MONTH-IN-BRIEF (Jun 2020)
FDIC Issues Final Rule Codifying Valid When Made Doctrine
By Robert W. Savoie, McGlinchey Stafford, PLLC
The FDIC has issued its final rule codifying the “valid when made” doctrine. The rule clarifies that the interest rate lawfully assessed by an originating depository institution may not be impacted by the sale, assignment, or other transfer of the loan or a change in state law. The FDIC also confirmed that an originating depository institution may apply the law of any state in which it maintains a branch, not simply the law of the state where the bank is chartered. Within the rule, the FDIC clarifies that one component of federal interest rate exportation authority is the right to assign the loans under the preemptive authority of Section 27 of the Federal Deposit Insurance Act.

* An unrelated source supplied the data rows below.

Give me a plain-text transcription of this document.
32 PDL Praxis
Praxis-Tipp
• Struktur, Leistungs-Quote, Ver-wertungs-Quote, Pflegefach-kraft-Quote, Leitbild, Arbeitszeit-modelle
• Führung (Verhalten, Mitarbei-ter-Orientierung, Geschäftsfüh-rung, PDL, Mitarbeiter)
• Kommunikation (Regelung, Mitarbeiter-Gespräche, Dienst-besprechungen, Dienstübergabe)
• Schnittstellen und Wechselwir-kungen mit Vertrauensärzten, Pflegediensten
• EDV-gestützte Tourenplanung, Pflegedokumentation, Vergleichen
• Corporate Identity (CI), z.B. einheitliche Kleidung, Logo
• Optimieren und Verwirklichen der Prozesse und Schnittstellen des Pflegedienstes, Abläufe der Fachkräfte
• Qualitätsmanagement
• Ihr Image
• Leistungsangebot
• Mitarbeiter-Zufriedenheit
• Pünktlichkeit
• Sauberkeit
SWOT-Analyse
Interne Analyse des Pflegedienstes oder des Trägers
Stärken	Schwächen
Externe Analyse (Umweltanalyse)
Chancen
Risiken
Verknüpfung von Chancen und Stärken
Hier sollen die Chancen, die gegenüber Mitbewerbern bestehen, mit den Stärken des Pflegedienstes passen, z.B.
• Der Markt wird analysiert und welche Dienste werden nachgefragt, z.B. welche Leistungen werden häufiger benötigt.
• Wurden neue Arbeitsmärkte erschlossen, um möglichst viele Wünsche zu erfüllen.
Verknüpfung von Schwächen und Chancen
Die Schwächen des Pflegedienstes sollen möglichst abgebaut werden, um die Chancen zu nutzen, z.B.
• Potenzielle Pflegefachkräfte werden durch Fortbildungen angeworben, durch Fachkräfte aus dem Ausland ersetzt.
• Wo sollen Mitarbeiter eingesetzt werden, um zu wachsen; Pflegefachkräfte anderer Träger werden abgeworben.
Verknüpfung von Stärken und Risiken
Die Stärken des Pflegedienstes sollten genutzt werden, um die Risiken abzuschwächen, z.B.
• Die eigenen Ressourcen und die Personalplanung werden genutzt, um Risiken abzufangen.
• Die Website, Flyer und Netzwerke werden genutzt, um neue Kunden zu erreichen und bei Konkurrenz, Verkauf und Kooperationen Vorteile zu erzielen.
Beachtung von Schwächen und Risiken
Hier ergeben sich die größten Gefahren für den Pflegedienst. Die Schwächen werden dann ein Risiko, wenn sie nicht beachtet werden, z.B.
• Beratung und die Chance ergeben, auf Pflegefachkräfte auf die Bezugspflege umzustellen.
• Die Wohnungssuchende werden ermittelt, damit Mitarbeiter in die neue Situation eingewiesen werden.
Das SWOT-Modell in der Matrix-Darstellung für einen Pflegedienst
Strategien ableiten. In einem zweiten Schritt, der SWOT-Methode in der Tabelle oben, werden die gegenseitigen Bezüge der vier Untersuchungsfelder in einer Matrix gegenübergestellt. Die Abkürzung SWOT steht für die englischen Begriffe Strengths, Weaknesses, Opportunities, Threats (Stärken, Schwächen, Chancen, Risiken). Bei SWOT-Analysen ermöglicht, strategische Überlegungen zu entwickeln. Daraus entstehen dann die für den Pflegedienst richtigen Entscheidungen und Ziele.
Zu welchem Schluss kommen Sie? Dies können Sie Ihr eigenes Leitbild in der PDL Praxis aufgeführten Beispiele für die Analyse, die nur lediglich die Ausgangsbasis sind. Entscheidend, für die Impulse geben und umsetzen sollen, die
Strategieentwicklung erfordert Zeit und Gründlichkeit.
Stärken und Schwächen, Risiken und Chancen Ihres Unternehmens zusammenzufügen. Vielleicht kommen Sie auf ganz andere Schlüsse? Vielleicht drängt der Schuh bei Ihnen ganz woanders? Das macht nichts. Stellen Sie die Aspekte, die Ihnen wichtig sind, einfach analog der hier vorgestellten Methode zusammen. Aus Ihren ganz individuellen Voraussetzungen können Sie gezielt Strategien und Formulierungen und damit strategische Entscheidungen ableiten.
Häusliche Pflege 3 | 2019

As the FDIC noted, although banks’ power has traditionally been viewed as carrying with it the power to assign loans, certain courts have issued opinions that lack awareness of the broader context within which Section 27 was enacted and fail to address the significant ramifications of their decisions. The FDIC’s rulemaking makes this understanding an express one that carries with it the weight of the FDIC’s authority, which confirmed longstanding historical precedent. The FDIC also clarified the additional fees and charges included within the definition of interest under federal law.